Di saat seperti ini, memang banyak kegalauan. Memaksakan diri menjadi pengangguran atau justru bekerja di luar jalur. Aku takut hal itu termasuk syubhat. Tapi mungkin Allah ngasih momen seperti ini untuk hal yang lain. Aku terus mencoba berpikir secara positif.

Saat-saat seperti ini nasihat ibu memang adalah obatnya. Ibu bilang, tak usah buru-buru. Enam tahun kamu pontang-panting di kampus dan rumah sakit, belajar siang malam sampai kurus kaya gini, ini pulalah saatnya kamu untuk istirahat nak. Toh nanti kalau sudah praktek, sampai seumur hidup pun mungkin kamu masih akan praktik. Apalah dunia yang kan kau kejar, cari duit sana sini namun tak jelas hukum asal-usulnya. Mending kamu kaya gini saja, jadi dokter gratis di komplek sini ngobatin ibu-ibu dan bapak-bapak yang sakit, kan bermanfaat juga.

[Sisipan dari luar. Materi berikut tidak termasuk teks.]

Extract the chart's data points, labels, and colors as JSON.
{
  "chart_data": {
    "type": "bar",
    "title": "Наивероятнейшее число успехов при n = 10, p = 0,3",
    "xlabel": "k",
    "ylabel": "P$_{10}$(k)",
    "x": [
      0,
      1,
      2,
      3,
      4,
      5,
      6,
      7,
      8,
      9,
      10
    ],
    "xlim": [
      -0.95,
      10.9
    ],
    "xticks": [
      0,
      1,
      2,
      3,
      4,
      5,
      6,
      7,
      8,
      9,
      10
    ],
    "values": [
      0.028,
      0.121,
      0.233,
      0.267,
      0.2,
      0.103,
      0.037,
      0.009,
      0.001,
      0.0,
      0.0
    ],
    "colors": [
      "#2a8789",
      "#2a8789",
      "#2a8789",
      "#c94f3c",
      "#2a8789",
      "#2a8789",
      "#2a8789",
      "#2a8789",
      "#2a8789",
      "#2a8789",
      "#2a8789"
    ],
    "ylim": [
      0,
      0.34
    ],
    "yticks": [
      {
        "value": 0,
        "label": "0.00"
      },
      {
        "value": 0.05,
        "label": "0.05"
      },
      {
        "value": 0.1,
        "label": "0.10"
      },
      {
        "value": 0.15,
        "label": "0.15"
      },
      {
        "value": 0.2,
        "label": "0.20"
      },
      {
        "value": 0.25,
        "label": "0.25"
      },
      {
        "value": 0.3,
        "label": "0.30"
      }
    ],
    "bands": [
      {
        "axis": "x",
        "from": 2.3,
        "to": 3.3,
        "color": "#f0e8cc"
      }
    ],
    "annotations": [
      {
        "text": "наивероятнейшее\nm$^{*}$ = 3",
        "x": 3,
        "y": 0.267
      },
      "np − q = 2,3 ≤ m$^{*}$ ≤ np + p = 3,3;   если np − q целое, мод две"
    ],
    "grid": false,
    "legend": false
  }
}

Ya, mungkin nasihat ibu ada benarnya. Gak ada salahnya menikmati sedikit liburan yang tersedia untuk melakukan hal-hal yang belum sempat ku lakukan. Sempat belajar ke Italia, lalu menamatkan buku-buku bacaan yang gak sempat tersentuh, menulis di koran, hingga nulis novel. Hehe. Mungkin saja aku bisa menyelesaikan sebuah novel jika libur selama ini. Siapa tahu. Hehe

Aku hanya ingin bermanfaat bagi orang lain, dengan cara yang Allah ridhoi. Itu saja.